Dopo aver perso il suo posto come violoncellista a seguito dello scioglimento dell'orchestra per la quale lavorava, Daigo (Masahiro Motoki) decide di tornare insieme alla moglie nel suo paese natale. Qui, credendo si tratti di un impiego in un'agenzia viaggi, risponde a un annuncio di lavoro solo per scoprire che in realtà le competenze richieste sono per le cerimonie di preparazione dei defunti per il loro “ultimo viaggio”.

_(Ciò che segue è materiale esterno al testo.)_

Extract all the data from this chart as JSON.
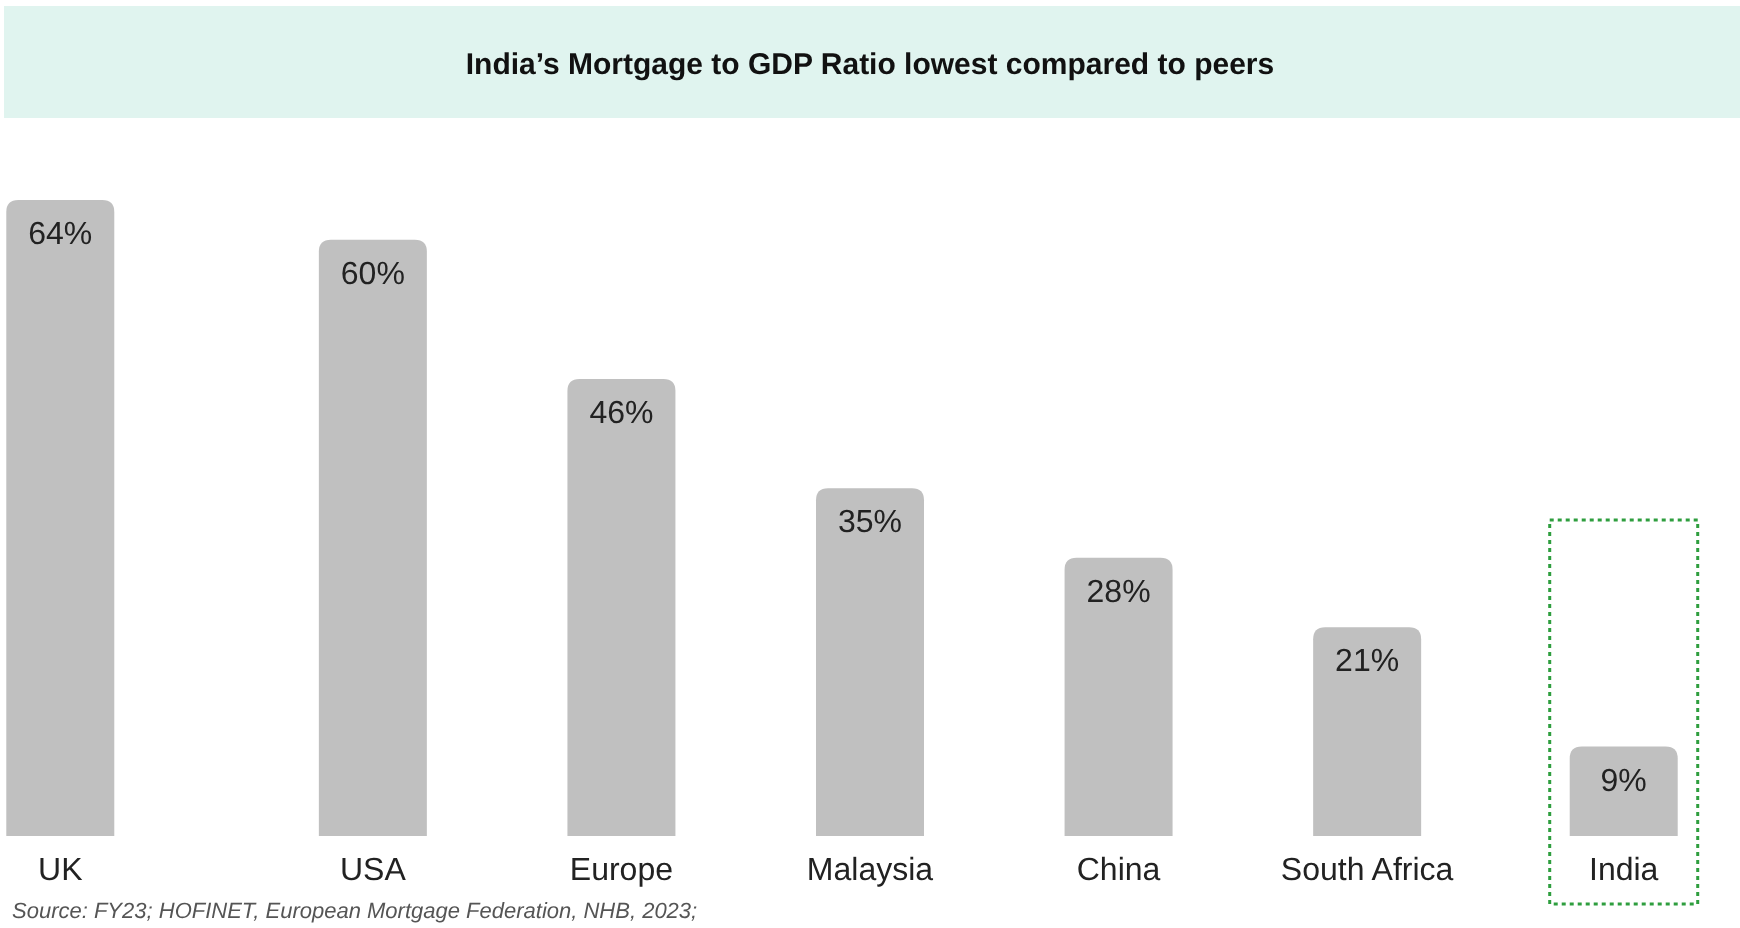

Sarebbe un errore confinare la pellicola di Yojiro Takita a un solo genere cinematografico. Departures è, infatti, una finestra spalancata sulla cultura giapponese, le cui mille facce vengono in questo caso evidenziate dai rituali di preparazione dei defunti al loro ultimo viaggio. Ma se da una parte il film racconta con attenzione e dovizia di particolari, in maniera toccante e addirittura coinvolgente, tutti i passaggi del cerimoniale, dall'altra la storia è calata in un contesto banale e dai risvolti narrativi scontati e prevedibili tipici del melodramma familiare. Un peccato, perché lo slancio del film si arresta proprio dove avrebbe potuto ambire a vette ben più alte. La regia delicata e la bella fotografia, comunque, gli permettono di raggiungere un risultato complessivo più che dignitoso. Molto ben accolto a livello internazionale, Departures ha ottenuto un premio Oscar per il miglior film straniero e diversi altri riconoscimenti importanti (compreso il premio principale del Far East Film Festival di Udine).